Currently in the process of building my second microserver to provide iscsi storage to my esxi lab. I have fitted a total of 13 disks inside and powered it up and performed initial benchmarks without it blowing up.
Using:
IBM serveraid 8 port SAS controller in 16x pci-e slot
-4x 500GB 3.5" 7200RPM in front bays connected to the motherboard SAS port
-6x hot swap 500GB 2.5" 7200 in 5.25" optical bay, ports 1-6 on IBM SAS controller
-2x 500GB 2.5" 7200RPM on top of optical bay, ports 7+8 on IBM SAS controller
1x 120GB SSD below the optical bay, connected to onboard data port
Running ESXi with the 120GB SSD as a datastore, the 12x 500GB disks have been passed through to a VM as RDM's.

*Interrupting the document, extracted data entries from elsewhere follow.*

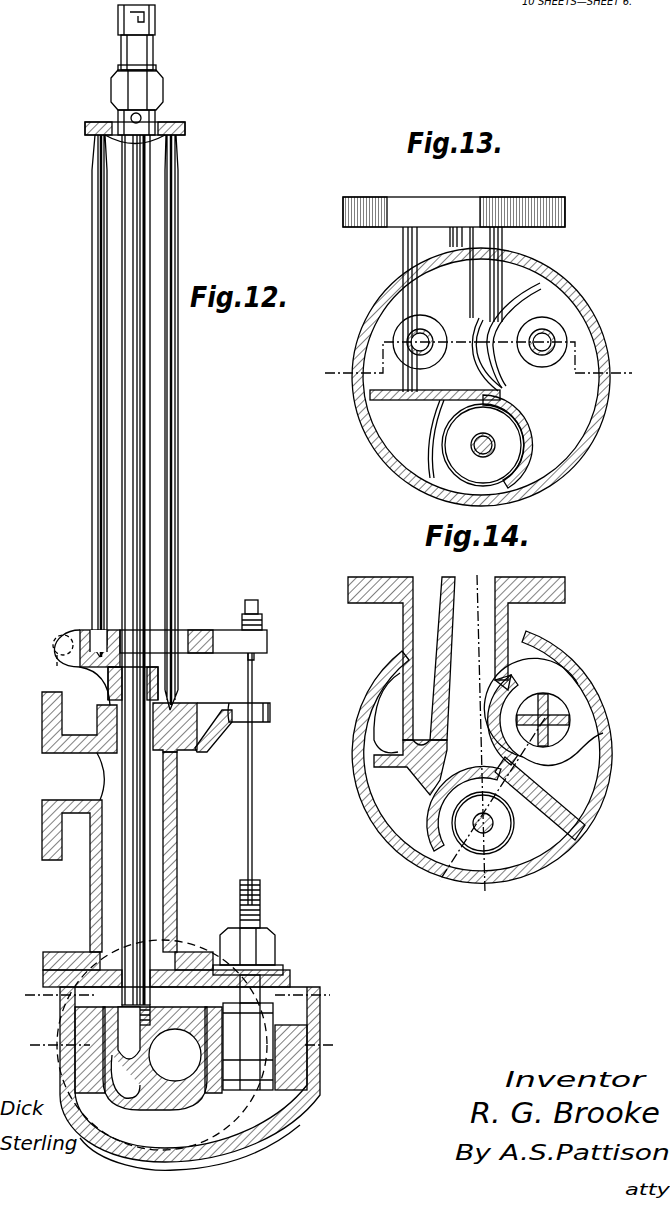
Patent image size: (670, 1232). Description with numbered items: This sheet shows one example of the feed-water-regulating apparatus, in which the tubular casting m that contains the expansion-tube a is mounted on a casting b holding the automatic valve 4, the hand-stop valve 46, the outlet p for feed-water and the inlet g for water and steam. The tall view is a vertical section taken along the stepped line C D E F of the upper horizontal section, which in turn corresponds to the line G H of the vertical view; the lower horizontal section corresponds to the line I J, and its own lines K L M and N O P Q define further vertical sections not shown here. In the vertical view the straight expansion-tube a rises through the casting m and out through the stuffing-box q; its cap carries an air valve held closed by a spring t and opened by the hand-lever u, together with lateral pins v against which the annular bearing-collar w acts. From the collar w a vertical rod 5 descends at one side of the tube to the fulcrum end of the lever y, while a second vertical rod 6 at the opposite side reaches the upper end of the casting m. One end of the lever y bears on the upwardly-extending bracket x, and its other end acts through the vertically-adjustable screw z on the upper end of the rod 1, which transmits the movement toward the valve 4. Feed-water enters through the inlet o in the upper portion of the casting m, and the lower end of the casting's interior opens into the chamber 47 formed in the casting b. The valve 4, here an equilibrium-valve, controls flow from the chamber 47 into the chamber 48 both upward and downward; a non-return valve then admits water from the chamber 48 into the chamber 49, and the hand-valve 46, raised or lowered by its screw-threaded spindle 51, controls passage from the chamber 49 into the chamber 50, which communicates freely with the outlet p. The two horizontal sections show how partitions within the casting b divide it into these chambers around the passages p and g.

In FIG. 12, the hand-lever u is at (160, 16).
In FIG. 12, the spring t is at (156, 50).
In FIG. 12, the lateral pins v is at (146, 118).
In FIG. 12, the annular bearing-collar w is at (92, 121).
In FIG. 12, the vertical rod 5 is at (90, 445).
In FIG. 12, the second vertical rod 6 is at (178, 443).
In FIG. 12, the expansion-tube a is at (136, 580).
In FIG. 12, the lever y is at (197, 628).
In FIG. 12, the vertically-adjustable screw z is at (262, 652).
In FIG. 12, the rod 1 is at (260, 784).
In FIG. 12, the bracket x is at (55, 692).
In FIG. 12, the water inlet branch o is at (79, 822).
In FIG. 12, the stuffing-box q is at (197, 743).
In FIG. 12, the tubular casting m is at (180, 828).
In FIG. 12, the casting b is at (300, 1105).
In FIG. 12, the chamber 48 is at (291, 1057).
In FIG. 14, the chamber 48 is at (549, 786).
In FIG. 12, the inlet g is at (122, 1095).
In FIG. 14, the inlet g is at (420, 637).
In FIG. 12, the outlet p is at (175, 1055).
In FIG. 13, the outlet p is at (410, 243).
In FIG. 14, the outlet p is at (497, 658).
In FIG. 12, the valve 4 is at (248, 985).
In FIG. 13, the valve 4 is at (545, 330).
In FIG. 12, the chamber 47 is at (90, 1079).
In FIG. 13, the chamber 47 is at (455, 305).
In FIG. 14, the chamber 47 is at (410, 738).
In FIG. 12, the section line G H G is at (49, 995).
In FIG. 12, the section line G H is at (311, 995).
In FIG. 12, the section line I J I is at (48, 1047).
In FIG. 12, the section line I J is at (323, 1047).
In FIG. 13, the chamber 50 is at (451, 439).
In FIG. 14, the chamber 50 is at (400, 818).
In FIG. 13, the hand-stop valve 46 is at (515, 442).
In FIG. 13, the screw-threaded spindle 51 is at (470, 447).
In FIG. 13, the section line C D E F D is at (412, 342).
In FIG. 13, the section line C D E F E is at (552, 342).
In FIG. 13, the section line C D E F C is at (398, 363).
In FIG. 13, the section line C D E F is at (561, 363).
In FIG. 14, the section line N O P Q is at (545, 722).
In FIG. 14, the chamber 49 is at (486, 810).
In FIG. 14, the section line N O P Q O is at (491, 819).
In FIG. 14, the section line N O P Q P is at (543, 720).
In FIG. 14, the section line K L M L is at (460, 733).
In FIG. 14, the section line K L M K is at (487, 723).
In FIG. 14, the section line K L M is at (490, 887).
In FIG. 14, the section line N O P Q N is at (440, 868).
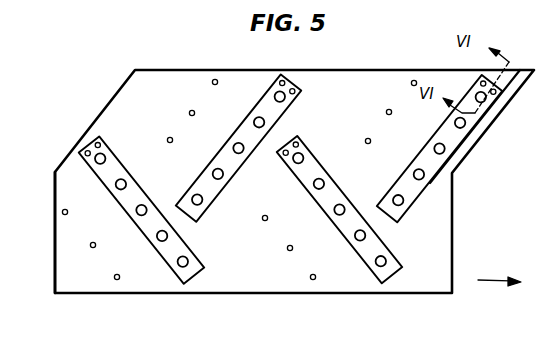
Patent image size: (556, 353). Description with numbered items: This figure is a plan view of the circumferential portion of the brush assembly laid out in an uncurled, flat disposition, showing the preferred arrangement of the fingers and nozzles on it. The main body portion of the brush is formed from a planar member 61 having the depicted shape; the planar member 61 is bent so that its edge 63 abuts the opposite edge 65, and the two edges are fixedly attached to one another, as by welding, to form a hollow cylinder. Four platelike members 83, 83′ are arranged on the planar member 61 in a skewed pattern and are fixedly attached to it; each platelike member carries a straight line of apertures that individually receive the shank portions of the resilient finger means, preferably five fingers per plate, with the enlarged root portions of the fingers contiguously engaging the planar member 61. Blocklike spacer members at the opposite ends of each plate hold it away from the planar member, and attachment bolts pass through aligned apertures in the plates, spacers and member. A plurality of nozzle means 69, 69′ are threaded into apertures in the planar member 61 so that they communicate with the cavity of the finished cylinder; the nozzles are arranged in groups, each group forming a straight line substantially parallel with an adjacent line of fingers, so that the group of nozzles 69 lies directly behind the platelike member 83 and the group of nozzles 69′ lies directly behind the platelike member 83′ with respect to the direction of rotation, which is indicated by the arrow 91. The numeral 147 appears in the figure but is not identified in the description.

The planar member 61 is at (352, 90).
The edge 63 is at (55, 197).
The edge 65 is at (483, 138).
The nozzle means 69 is at (411, 83).
The nozzle means 69′ is at (310, 277).
The platelike member 83 is at (429, 172).
The platelike member 83′ is at (367, 250).
The arrow 91 is at (499, 280).
The corner 147 is at (3, 124).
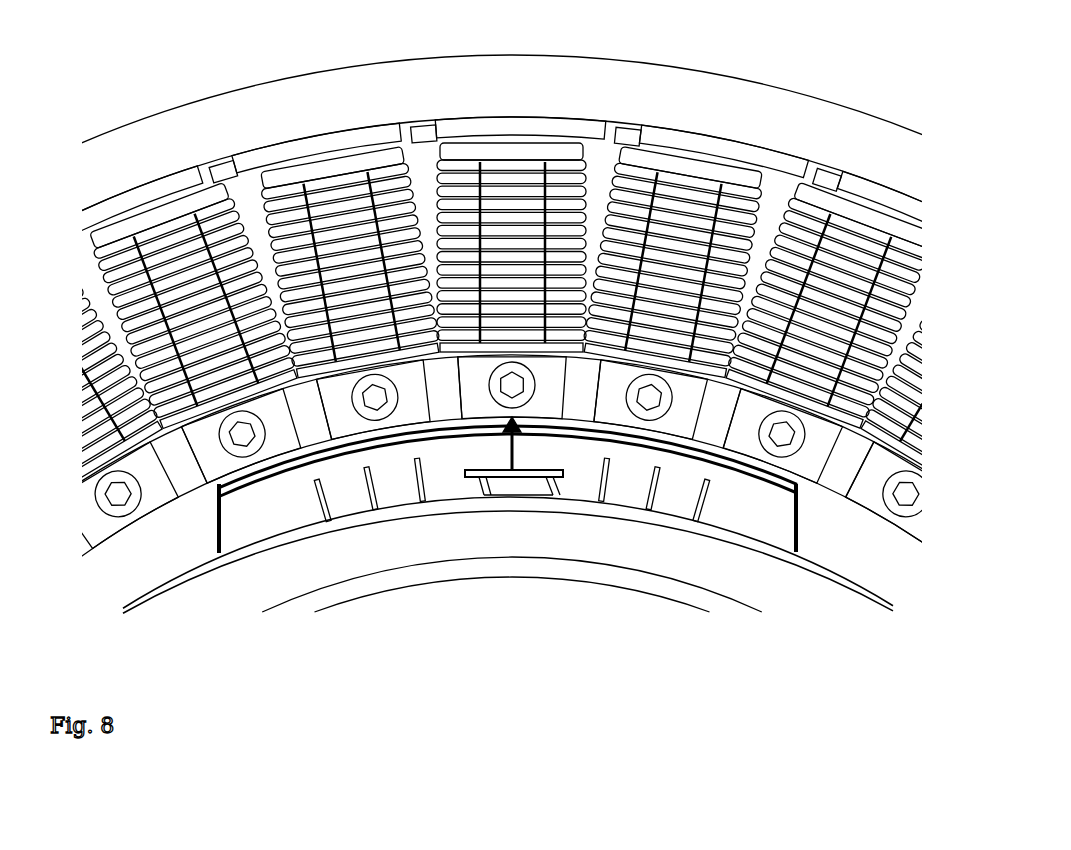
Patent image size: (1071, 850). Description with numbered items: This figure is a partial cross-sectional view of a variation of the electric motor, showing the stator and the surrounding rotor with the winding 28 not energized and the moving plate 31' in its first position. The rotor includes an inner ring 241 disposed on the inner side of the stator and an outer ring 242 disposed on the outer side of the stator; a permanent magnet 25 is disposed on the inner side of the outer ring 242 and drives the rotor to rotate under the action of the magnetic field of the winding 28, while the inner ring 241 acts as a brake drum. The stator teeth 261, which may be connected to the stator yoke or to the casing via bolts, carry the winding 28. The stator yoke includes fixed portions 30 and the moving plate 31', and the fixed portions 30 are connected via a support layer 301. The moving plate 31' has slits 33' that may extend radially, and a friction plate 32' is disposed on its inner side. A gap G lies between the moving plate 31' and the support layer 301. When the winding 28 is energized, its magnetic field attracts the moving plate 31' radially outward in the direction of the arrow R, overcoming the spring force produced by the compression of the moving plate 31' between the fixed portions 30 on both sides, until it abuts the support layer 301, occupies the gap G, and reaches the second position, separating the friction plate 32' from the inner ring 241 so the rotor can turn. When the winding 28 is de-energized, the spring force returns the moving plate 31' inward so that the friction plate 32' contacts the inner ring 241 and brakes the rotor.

The outer ring 242 is at (296, 108).
The stator teeth 261 is at (372, 162).
The permanent magnet 25 is at (490, 125).
The winding 28 is at (263, 183).
The support layer 301 is at (224, 484).
The fixed portions 30 is at (188, 538).
The gap G is at (242, 500).
The inner ring 241 is at (337, 567).
The slits 33' is at (511, 508).
The moving plate 31' is at (484, 514).
The friction plate 32' is at (525, 517).
The arrow R is at (520, 445).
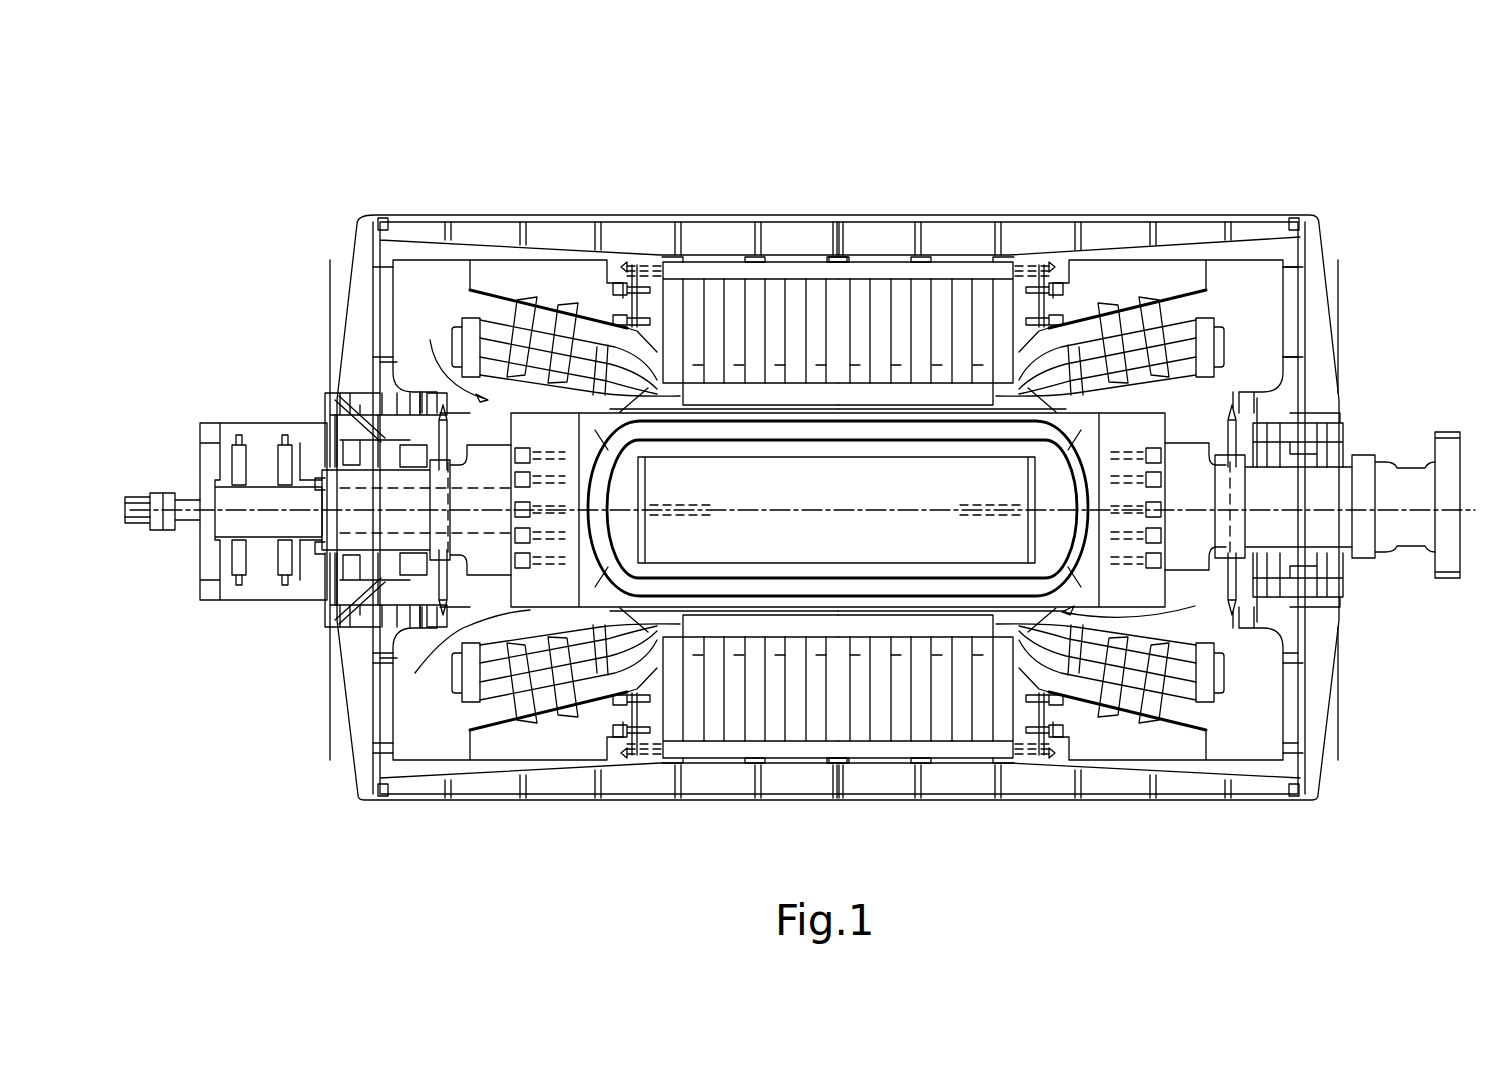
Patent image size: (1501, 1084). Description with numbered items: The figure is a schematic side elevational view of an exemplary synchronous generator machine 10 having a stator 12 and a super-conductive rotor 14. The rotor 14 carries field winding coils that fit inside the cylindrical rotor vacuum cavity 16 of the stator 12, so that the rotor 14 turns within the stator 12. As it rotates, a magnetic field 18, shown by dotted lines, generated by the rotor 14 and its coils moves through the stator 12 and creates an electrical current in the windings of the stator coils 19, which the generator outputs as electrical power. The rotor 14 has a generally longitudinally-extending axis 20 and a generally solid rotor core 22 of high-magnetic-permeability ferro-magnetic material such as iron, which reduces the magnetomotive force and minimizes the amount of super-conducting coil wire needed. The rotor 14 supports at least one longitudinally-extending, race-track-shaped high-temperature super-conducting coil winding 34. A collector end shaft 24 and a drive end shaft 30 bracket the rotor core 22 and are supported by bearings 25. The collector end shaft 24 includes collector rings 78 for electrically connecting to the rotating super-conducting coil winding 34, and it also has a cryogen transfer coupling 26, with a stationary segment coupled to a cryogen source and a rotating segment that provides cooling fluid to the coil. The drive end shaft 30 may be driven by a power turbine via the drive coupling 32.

Initial benchmarks showed positive results using Linux CentOS minimal, all 12 disks in one large 5.5TB linux raid 5 volume with SCST as the iscsi target. Local reads around 800MB a second, writes around 450MB a second.
Testing iscsi from a VM running on another ESXi host gave good results, completey maxing out the onboard 1GB nic on sequential reads/writes and decent random performance also. I have a dual port Intel gigabit pcie 2.0 x1 card on order for the x1 slot which will allow much higher total throughput.
Once I am happy with the build I will probably put something which is easier to manage on there such as synology DSM as centos / scst is command line only ( although it is very lightweight and fast). May also bypass ESXi and install on the bare metal, but during testing it makes it easy to try various different OS'.
The choice for 500GB disks was down to the fact that I had most of them already. I wanted to keep all disks the same size, and any larger disks I have are mixed sizes. I may remove two disks and add another two SSD's as cache drives depending on which OS I settle on.